Mutual funds are considered to be safe investments in the sense that the fund managers of each fund is responsible for the operation of portfolios having larger exposures in the management of larger funds. However, the other factors are there influencing each mutual fund ie market behaviour, credibility of the company, decision of the Central - government impacting the shares and mutual funds.
However, it is always better to take sound advice from the mutual - fund consultant connected with the bussiness for a minimum of ten years.
You may follow the following tips so as to have better appreciation of your fund-
1) If you are the fresh investor in this area, choose SIP funds of different portfolios such as Debt - fund, Equity, Balanced - fund etc.

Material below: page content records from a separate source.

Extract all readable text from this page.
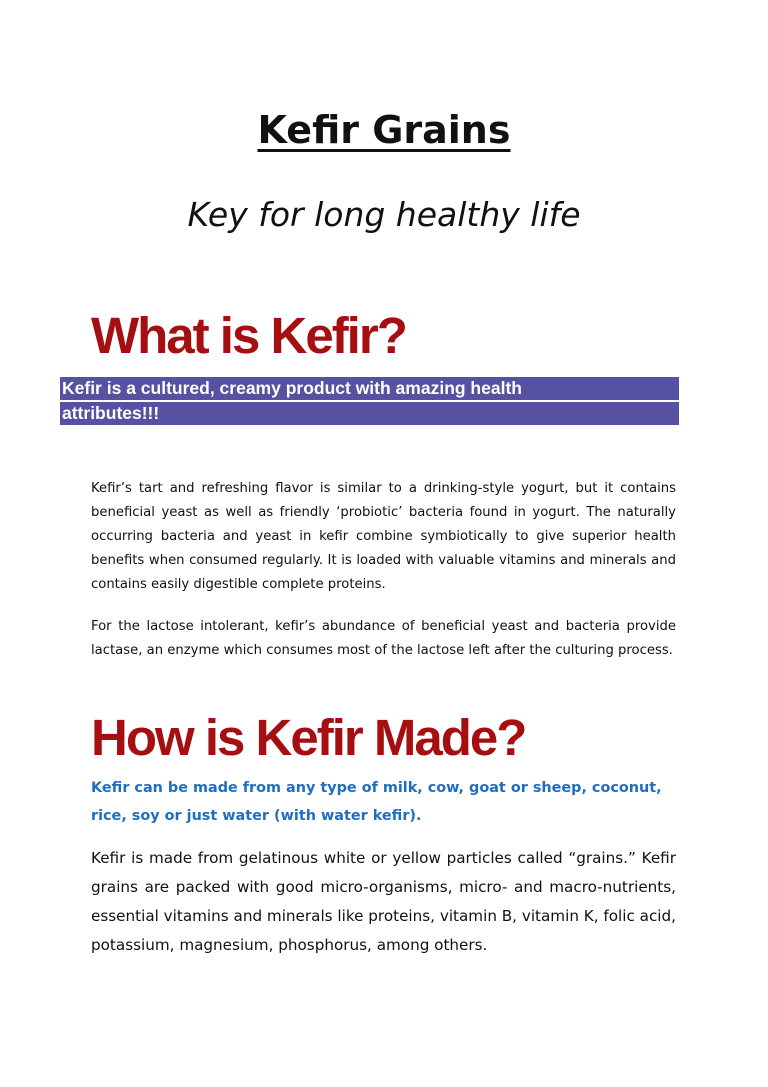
Kefir Grains

Key for long healthy life

What is Kefir?
Kefir is a cultured, creamy product with amazing health
attributes!!!

Kefir’s tart and refreshing flavor is similar to a drinking-style yogurt, but it contains beneficial yeast as well as friendly ‘probiotic’ bacteria found in yogurt. The naturally occurring bacteria and yeast in kefir combine symbiotically to give superior health benefits when consumed regularly. It is loaded with valuable vitamins and minerals and contains easily digestible complete proteins.

For the lactose intolerant, kefir’s abundance of beneficial yeast and bacteria provide lactase, an enzyme which consumes most of the lactose left after the culturing process.

How is Kefir Made?

Kefir can be made from any type of milk, cow, goat or sheep, coconut, rice, soy or just water (with water kefir).

Kefir is made from gelatinous white or yellow particles called “grains.” Kefir grains are packed with good micro-organisms, micro- and macro-nutrients, essential vitamins and minerals like proteins, vitamin B, vitamin K, folic acid, potassium, magnesium, phosphorus, among others.
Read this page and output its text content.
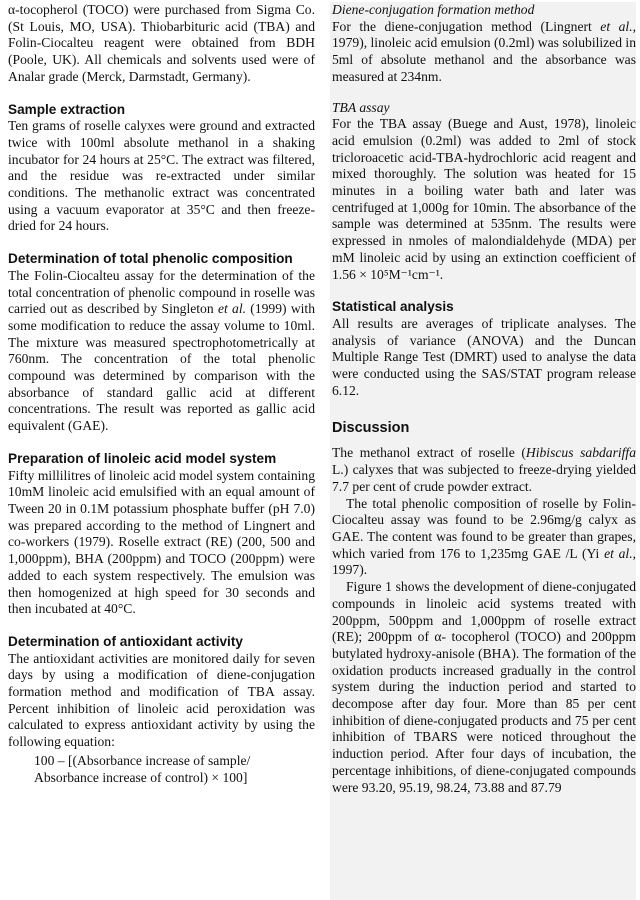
α-tocopherol (TOCO) were purchased from Sigma Co. (St Louis, MO, USA). Thiobarbituric acid (TBA) and Folin-Ciocalteu reagent were obtained from BDH (Poole, UK). All chemicals and solvents used were of Analar grade (Merck, Darmstadt, Germany).

Sample extraction

Ten grams of roselle calyxes were ground and extracted twice with 100ml absolute methanol in a shaking incubator for 24 hours at 25°C. The extract was filtered, and the residue was re-extracted under similar conditions. The methanolic extract was concentrated using a vacuum evaporator at 35°C and then freeze-dried for 24 hours.

Determination of total phenolic composition

The Folin-Ciocalteu assay for the determination of the total concentration of phenolic compound in roselle was carried out as described by Singleton et al. (1999) with some modification to reduce the assay volume to 10ml. The mixture was measured spectrophotometrically at 760nm. The concentration of the total phenolic compound was determined by comparison with the absorbance of standard gallic acid at different concentrations. The result was reported as gallic acid equivalent (GAE).

Preparation of linoleic acid model system

Fifty millilitres of linoleic acid model system containing 10mM linoleic acid emulsified with an equal amount of Tween 20 in 0.1M potassium phosphate buffer (pH 7.0) was prepared according to the method of Lingnert and co-workers (1979). Roselle extract (RE) (200, 500 and 1,000ppm), BHA (200ppm) and TOCO (200ppm) were added to each system respectively. The emulsion was then homogenized at high speed for 30 seconds and then incubated at 40°C.

Determination of antioxidant activity

The antioxidant activities are monitored daily for seven days by using a modification of diene-conjugation formation method and modification of TBA assay. Percent inhibition of linoleic acid peroxidation was calculated to express antioxidant activity by using the following equation:

100 – [(Absorbance increase of sample/

Absorbance increase of control) × 100]

Diene-conjugation formation method

For the diene-conjugation method (Lingnert et al., 1979), linoleic acid emulsion (0.2ml) was solubilized in 5ml of absolute methanol and the absorbance was measured at 234nm.

TBA assay

For the TBA assay (Buege and Aust, 1978), linoleic acid emulsion (0.2ml) was added to 2ml of stock tricloroacetic acid-TBA-hydrochloric acid reagent and mixed thoroughly. The solution was heated for 15 minutes in a boiling water bath and later was centrifuged at 1,000g for 10min. The absorbance of the sample was determined at 535nm. The results were expressed in nmoles of malondialdehyde (MDA) per mM linoleic acid by using an extinction coefficient of 1.56 × 10⁵M⁻¹cm⁻¹.

Statistical analysis

All results are averages of triplicate analyses. The analysis of variance (ANOVA) and the Duncan Multiple Range Test (DMRT) used to analyse the data were conducted using the SAS/STAT program release 6.12.

Discussion

The methanol extract of roselle (Hibiscus sabdariffa L.) calyxes that was subjected to freeze-drying yielded 7.7 per cent of crude powder extract.

The total phenolic composition of roselle by Folin-Ciocalteu assay was found to be 2.96mg/g calyx as GAE. The content was found to be greater than grapes, which varied from 176 to 1,235mg GAE /L (Yi et al., 1997).

Figure 1 shows the development of diene-conjugated compounds in linoleic acid systems treated with 200ppm, 500ppm and 1,000ppm of roselle extract (RE); 200ppm of α- tocopherol (TOCO) and 200ppm butylated hydroxy-anisole (BHA). The formation of the oxidation products increased gradually in the control system during the induction period and started to decompose after day four. More than 85 per cent inhibition of diene-conjugated products and 75 per cent inhibition of TBARS were noticed throughout the induction period. After four days of incubation, the percentage inhibitions, of diene-conjugated compounds were 93.20, 95.19, 98.24, 73.88 and 87.79
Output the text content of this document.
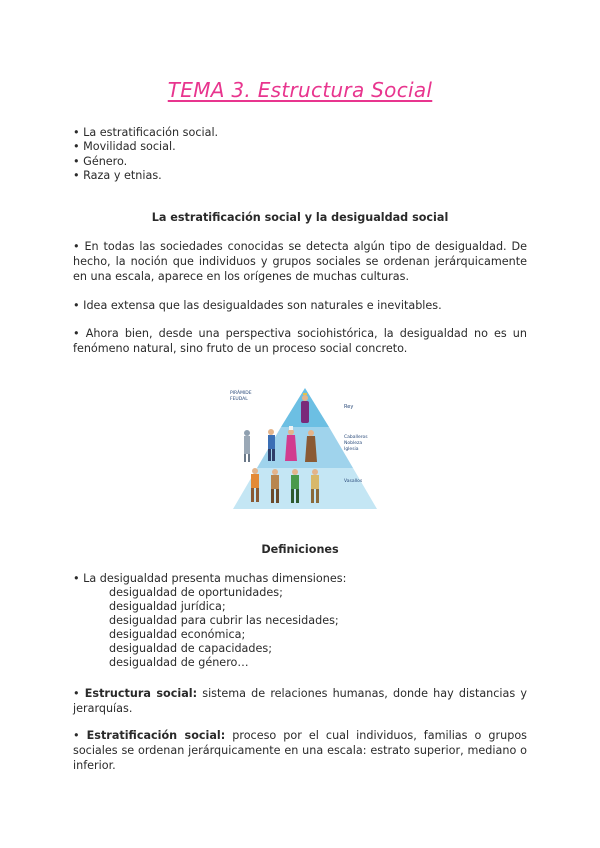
TEMA 3. Estructura Social
• La estratificación social.
• Movilidad social.
• Género.
• Raza y etnias.
La estratificación social y la desigualdad social
• En todas las sociedades conocidas se detecta algún tipo de desigualdad. De hecho, la noción que individuos y grupos sociales se ordenan jerárquicamente en una escala, aparece en los orígenes de muchas culturas.
• Idea extensa que las desigualdades son naturales e inevitables.
• Ahora bien, desde una perspectiva sociohistórica, la desigualdad no es un fenómeno natural, sino fruto de un proceso social concreto.
PIRÁMIDE
FEUDAL
Rey
Caballeros
Nobleza
Iglesia
Vasallos
Definiciones
• La desigualdad presenta muchas dimensiones:
desigualdad de oportunidades;
desigualdad jurídica;
desigualdad para cubrir las necesidades;
desigualdad económica;
desigualdad de capacidades;
desigualdad de género…
• Estructura social: sistema de relaciones humanas, donde hay distancias y jerarquías.
• Estratificación social: proceso por el cual individuos, familias o grupos sociales se ordenan jerárquicamente en una escala: estrato superior, mediano o inferior.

2) In each fund, you may start with a minimum of Rs 500/- and raise it further as per capacity.
However, a minimum of Rs 2000/- each month for say at least 60 months in Debt - fund, Index- fund, Equity - fund would lead to better appreciation of your portfolios.
3) Stay invested for a longer time. Don't be panic with the rumours circulated by any quarter.
4) You need to track your portfolios at least in a month, so that you may take remedial steps if required.
5) You may go in the mutual fund magazines especially the Economic Times so as to have better ideas of the market - condition.
6) Procure the investments such as SBI, Birla Sun Life, Tata Digital Index, HDFC Nifty, ICICI Prudential etc.
7) You have to open a Dmat account for the purpose of withdrawal of money if required.